Lawyers for British nurse Lucy Letby on Tuesday launched a new bid to overthrow her conviction for killing seven babies, after a group of international medical experts who re-examined evidence used at her trial concluded none had actually been murdered.
Letby was convicted of killing the newborns and attempting to murder eight more from June 2015 to June 2016 while working in the neonatal unit of the Countess of Chester Hospital in Chester, England.
As Britain’s worst serial child killer of modern times, she is serving 15 full life terms in prison and was told she would never be released. Letby, 35, has maintained her innocence throughout, but has been refused permission to appeal against her convictions.
Photo: EPA-EFE
However, since her trial, medical specialists and other supporters have questioned her guilt, suggesting that expert evidence presented by the prosecution to the jury was flawed.
Her lawyer Mark McDonald said new medical findings from the international experts “demolished” the case against her.
“There is overwhelming evidence that the conviction is unsafe,” he said. “If [the experts] are correct, no crime was committed.”
He has submitted a preliminary application to the Criminal Cases Review Commission (CCRC), which examines potential miscarriages of justice.
It said work was underway to assess the filing.
At her trial, prosecutors said Letby had killed the five baby boys and two baby girls by injecting the infants with insulin or air, or force-feeding them milk.
However, University of Toronto professor emeritus and neonatal doctor Shoo Lee, who says his research was misused at the trial, told a news conference in London that a group of 14 international experts had examined the medical evidence and concluded it did not show that any babies had been attacked.
Instead, there had been medical mistakes and failures at the hospital unit.

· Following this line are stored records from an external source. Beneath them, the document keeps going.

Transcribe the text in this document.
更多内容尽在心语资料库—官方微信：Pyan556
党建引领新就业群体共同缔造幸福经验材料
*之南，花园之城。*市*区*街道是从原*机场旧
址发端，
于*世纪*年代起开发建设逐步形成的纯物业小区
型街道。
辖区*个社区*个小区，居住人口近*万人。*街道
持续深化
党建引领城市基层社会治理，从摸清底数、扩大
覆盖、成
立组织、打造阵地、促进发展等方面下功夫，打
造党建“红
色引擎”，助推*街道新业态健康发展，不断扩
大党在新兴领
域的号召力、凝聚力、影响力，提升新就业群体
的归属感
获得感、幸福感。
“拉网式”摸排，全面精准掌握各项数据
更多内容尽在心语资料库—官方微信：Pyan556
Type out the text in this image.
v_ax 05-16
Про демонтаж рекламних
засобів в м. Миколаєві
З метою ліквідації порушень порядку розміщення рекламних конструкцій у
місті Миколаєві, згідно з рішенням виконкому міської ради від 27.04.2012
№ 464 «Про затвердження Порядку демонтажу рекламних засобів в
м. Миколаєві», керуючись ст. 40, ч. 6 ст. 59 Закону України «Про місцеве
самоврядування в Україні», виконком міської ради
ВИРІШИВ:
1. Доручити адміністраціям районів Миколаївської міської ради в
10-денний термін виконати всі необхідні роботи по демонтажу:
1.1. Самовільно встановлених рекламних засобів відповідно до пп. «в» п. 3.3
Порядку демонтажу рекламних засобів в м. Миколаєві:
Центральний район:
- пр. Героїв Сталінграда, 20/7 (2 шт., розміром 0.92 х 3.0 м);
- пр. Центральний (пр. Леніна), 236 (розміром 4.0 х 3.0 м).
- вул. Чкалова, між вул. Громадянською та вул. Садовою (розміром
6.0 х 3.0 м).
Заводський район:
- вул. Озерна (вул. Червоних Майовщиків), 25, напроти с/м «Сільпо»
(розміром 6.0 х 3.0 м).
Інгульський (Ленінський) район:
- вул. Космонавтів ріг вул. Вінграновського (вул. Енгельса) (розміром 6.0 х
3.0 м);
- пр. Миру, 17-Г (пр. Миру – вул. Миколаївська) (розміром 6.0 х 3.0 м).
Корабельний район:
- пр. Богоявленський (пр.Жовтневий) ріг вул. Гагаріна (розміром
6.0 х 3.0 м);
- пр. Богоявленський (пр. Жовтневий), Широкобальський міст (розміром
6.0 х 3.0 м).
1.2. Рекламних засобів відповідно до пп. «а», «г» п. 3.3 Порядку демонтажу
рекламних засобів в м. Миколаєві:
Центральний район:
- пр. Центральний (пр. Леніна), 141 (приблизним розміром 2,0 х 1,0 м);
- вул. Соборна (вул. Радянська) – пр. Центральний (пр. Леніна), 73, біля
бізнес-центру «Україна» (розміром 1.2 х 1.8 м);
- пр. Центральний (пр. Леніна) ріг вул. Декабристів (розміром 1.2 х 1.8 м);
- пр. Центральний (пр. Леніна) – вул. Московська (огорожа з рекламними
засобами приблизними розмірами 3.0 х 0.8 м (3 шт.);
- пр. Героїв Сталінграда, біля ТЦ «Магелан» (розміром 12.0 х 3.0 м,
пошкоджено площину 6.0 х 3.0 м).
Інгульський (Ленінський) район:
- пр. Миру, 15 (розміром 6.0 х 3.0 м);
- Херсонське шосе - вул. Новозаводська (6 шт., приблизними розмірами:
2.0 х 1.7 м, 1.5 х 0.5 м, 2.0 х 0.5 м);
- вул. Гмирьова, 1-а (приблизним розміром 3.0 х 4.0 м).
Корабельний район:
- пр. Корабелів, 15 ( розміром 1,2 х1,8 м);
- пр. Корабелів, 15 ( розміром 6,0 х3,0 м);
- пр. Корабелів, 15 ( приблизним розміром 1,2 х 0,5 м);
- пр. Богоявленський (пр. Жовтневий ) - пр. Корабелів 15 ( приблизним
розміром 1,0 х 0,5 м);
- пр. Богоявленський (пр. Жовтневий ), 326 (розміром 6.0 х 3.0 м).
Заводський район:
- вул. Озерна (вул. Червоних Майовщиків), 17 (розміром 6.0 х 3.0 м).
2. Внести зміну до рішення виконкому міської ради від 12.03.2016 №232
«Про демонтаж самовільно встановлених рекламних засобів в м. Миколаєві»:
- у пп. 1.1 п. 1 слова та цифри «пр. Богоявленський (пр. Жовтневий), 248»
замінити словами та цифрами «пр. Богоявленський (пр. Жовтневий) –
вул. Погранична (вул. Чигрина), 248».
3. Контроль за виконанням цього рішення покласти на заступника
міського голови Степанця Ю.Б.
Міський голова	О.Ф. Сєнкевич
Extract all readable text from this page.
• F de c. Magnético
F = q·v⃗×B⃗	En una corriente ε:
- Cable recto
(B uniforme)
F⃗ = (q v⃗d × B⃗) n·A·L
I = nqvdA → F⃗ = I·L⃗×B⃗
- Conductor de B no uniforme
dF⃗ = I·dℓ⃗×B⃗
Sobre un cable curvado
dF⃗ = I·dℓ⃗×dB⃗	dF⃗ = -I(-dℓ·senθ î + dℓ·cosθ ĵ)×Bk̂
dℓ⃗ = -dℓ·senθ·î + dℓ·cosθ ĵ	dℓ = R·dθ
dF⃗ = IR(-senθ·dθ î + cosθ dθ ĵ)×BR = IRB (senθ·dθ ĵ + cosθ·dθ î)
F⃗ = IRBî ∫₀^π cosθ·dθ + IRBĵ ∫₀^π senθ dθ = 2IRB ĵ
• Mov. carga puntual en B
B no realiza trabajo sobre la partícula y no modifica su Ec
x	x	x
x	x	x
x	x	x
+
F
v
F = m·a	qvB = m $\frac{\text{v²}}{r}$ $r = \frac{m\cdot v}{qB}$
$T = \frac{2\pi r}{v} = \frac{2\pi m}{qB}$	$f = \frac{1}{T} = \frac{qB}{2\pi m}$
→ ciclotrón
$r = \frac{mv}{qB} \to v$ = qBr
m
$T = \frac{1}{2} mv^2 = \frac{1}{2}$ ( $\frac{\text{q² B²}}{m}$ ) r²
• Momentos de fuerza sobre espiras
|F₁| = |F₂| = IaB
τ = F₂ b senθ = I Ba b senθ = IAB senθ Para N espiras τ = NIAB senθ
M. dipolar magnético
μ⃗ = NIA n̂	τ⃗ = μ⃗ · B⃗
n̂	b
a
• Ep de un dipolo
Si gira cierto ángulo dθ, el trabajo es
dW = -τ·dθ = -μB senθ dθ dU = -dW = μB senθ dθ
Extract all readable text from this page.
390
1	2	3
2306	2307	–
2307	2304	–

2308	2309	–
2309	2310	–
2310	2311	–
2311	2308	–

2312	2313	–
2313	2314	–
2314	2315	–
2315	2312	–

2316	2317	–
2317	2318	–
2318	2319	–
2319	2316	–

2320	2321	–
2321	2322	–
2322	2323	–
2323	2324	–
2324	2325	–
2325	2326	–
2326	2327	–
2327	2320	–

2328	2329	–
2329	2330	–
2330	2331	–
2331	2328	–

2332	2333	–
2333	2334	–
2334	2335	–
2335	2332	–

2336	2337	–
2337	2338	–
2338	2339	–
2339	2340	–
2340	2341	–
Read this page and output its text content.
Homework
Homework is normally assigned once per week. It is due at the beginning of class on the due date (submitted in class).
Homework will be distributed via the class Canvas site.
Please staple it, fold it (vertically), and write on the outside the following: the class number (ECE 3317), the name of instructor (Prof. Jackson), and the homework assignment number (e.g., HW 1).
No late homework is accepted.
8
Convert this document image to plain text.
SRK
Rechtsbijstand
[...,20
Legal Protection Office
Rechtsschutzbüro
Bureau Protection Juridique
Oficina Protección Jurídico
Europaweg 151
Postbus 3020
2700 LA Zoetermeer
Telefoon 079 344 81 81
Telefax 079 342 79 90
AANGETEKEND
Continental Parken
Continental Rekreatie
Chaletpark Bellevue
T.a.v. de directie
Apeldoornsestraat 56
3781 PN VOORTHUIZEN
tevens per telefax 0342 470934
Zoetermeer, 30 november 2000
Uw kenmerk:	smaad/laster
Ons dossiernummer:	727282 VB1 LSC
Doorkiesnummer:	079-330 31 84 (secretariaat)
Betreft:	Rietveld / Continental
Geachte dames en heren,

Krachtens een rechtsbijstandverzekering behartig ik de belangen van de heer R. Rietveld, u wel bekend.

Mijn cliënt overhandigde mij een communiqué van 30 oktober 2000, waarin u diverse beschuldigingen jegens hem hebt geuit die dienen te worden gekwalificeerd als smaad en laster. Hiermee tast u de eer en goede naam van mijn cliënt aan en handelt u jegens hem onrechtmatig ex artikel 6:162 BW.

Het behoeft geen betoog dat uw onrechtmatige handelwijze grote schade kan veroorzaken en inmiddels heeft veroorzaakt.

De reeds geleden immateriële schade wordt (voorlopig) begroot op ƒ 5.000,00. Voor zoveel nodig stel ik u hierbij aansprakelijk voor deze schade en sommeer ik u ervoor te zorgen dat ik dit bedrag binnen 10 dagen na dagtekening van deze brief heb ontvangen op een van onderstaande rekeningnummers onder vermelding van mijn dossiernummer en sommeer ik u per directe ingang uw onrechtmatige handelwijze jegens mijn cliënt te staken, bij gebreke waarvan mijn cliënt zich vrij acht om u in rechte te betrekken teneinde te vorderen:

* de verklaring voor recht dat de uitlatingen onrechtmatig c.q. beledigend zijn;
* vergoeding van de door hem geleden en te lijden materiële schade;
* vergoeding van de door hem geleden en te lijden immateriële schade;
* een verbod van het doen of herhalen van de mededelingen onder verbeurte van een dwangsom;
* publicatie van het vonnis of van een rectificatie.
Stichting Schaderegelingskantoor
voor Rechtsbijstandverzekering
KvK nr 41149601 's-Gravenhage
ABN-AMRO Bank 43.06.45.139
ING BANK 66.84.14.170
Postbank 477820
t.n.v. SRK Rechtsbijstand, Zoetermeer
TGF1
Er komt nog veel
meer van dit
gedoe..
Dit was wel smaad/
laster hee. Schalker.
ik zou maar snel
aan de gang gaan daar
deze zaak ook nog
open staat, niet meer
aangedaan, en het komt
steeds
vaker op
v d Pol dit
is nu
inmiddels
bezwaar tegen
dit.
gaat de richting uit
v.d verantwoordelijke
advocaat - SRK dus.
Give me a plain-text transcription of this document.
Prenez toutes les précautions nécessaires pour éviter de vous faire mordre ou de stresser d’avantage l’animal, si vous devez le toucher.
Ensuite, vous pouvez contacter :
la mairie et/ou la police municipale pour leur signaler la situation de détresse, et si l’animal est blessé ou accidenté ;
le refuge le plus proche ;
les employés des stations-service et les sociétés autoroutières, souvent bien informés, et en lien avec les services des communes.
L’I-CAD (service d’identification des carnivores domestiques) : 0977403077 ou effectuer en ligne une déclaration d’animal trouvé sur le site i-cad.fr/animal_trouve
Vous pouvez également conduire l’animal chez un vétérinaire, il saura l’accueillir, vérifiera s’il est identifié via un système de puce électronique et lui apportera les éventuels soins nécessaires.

“In summary, ladies and gentlemen, we did not find any murders,” Lee said. “In all cases, death or injury was due to natural causes or just bad medical care.”
A spokesperson for the CCRC said it was not possible for the commission, whose job is not to determine guilt or innocence, to say how long its review would take.
“We are aware that there has been a great deal of speculation and commentary surrounding Lucy Letby’s case, much of it from parties with only a partial view of the evidence,” a CCRC spokesperson said.
In the wake of her conviction in 2023, the British government set up a public inquiry to examine how the murders went undetected and to review the hospital’s response to concerns raised by doctors about Letby before her arrest.